Proposal: Allow Runtime Configuration of Pixie Logging Level (Env Vars or CLI Flags)
Is your feature request related to a problem? Please describe. Pixie (Cloud + Vizier) is composed of many services, all of which default to the info logging level. As a result, these services generate a high volume of logs over time, which significantly increases logging costs on cloud providers. In some cases, logging costs can exceed compute costs such as CPU and memory. For system workloads like Pixie, it would be advantageous to use a more restrictive logging level (e.g., error) to reduce noise and control operational costs. However, the logging level appears to be hard-coded to info in the source code.
Describe the solution you'd like Ideally, the logging level should be configurable at runtime, preferably via environment variables or command-line arguments. This would allow cluster operators to adjust verbosity according to their needs without modifying the source code. From my initial review, this file would likely need to be updated: https://github.com/pixie-io/pixie/blob/HEAD/src/shared/services/logging.go#L42-L42
I have not yet investigated deeper for potential compatibility concerns, but I would be interested in contributing if the change is feasible.
Describe alternatives you've considered One alternative considered was configuring Fluent Bit to filter out info logs emitted by Pixie pods on GKE. However, this approach has not been tested and is less ideal than having the logging level controlled directly by Pixie components.
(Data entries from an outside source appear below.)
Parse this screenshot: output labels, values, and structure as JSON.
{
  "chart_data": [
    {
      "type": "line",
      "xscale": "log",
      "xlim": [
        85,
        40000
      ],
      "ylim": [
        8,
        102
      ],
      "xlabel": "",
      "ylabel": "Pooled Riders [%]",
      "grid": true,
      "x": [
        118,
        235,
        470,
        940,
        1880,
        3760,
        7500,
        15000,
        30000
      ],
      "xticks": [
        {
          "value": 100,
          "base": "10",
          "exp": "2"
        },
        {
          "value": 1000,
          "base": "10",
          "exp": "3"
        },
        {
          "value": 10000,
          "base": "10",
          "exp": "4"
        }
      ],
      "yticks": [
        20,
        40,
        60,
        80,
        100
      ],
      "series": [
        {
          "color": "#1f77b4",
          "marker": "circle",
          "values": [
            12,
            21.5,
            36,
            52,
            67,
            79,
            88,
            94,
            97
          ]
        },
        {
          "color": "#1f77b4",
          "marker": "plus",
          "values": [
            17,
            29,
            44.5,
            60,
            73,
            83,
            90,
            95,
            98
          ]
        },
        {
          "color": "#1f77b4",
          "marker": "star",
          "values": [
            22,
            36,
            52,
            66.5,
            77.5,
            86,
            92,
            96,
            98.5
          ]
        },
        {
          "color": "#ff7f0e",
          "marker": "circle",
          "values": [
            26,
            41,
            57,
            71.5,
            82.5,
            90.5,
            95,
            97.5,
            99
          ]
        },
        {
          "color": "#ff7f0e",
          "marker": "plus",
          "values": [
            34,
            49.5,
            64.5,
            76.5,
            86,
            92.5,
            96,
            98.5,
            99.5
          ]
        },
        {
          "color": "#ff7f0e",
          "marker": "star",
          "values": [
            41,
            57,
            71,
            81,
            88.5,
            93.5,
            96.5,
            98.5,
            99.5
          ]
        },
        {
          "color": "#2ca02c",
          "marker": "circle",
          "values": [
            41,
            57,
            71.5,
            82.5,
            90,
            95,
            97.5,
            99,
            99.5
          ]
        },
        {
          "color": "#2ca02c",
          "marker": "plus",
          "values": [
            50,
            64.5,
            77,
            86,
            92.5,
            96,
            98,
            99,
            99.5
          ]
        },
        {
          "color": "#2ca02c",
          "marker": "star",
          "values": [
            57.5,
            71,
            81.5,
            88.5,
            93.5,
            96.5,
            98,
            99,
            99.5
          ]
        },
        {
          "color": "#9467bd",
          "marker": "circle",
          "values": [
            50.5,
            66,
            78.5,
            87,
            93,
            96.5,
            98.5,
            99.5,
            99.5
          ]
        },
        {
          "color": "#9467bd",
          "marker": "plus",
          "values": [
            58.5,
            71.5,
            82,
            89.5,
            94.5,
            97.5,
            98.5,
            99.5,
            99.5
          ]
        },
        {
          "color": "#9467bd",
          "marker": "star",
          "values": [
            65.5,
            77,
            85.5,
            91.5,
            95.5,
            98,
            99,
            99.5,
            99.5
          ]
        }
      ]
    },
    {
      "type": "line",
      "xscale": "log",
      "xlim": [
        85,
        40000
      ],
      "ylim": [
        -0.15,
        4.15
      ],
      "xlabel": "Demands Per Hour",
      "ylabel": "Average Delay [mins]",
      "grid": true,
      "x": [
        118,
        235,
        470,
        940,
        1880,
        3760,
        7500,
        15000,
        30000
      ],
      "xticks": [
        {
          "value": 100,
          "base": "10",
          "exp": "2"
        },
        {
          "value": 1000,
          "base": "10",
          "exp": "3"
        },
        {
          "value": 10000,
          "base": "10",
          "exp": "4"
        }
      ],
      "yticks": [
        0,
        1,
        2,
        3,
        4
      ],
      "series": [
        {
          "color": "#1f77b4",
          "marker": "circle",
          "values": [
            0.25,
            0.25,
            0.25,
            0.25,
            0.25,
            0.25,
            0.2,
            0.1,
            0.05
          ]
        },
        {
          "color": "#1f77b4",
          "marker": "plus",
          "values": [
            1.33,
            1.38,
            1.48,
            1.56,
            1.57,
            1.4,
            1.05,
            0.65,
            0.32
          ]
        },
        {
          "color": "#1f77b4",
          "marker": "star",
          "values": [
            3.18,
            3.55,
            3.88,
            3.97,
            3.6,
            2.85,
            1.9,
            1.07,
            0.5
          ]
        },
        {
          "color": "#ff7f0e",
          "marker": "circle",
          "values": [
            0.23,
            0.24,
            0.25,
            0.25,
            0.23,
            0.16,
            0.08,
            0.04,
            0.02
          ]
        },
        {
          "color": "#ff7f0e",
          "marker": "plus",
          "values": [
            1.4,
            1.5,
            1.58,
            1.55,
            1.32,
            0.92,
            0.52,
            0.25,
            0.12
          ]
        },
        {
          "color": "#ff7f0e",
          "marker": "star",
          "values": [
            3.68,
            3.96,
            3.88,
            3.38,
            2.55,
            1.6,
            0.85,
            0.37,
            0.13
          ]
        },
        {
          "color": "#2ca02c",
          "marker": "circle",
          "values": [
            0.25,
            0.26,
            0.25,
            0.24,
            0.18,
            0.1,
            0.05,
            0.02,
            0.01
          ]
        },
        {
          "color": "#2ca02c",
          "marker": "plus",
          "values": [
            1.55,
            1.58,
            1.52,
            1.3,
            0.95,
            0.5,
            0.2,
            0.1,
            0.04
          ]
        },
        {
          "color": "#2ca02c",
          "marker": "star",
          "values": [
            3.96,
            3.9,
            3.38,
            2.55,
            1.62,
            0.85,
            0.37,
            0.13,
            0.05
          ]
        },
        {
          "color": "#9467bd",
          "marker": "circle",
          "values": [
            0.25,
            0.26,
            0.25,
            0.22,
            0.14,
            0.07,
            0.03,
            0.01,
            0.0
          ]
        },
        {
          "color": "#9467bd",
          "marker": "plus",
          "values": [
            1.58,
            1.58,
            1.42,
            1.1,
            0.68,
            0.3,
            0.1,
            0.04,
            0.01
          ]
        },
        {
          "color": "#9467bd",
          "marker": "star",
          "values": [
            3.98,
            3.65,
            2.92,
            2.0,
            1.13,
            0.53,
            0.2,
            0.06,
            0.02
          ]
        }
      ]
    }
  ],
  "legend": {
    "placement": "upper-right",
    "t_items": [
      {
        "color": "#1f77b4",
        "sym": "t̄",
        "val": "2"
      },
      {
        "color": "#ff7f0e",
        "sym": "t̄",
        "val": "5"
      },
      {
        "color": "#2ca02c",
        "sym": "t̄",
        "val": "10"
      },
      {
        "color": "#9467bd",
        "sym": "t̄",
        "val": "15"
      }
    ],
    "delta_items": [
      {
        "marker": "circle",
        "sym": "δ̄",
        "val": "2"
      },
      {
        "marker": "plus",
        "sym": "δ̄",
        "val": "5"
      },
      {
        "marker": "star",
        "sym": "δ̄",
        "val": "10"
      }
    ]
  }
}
Hi @lucascicco, thanks for starting this discussion.
You're right that Pixie's golang services have a hard coded log level. The C++ embedded within the query broker, kelvin and PEM Vizier services also use glog. This portion of the service logging does have runtime toggles as documented in the previous link.
I don't see an issue with making the logrus logger configurable at runtime, but I'm curious if you have a summary of which log messages contribute to the large log volume. Independent of making the log level configurable at runtime, any noisy messages should have their level reconsidered.
In terms of implementation, I think we'd want to introduce a new service flag (i.e. --log_level) in service_flags.go. This can then be used to configure logrus's logging level in the SetupServiceLogging function.
Happy to discuss any of that in more detail if you have questions, but it seems feasible and would be a worthwhile contribution.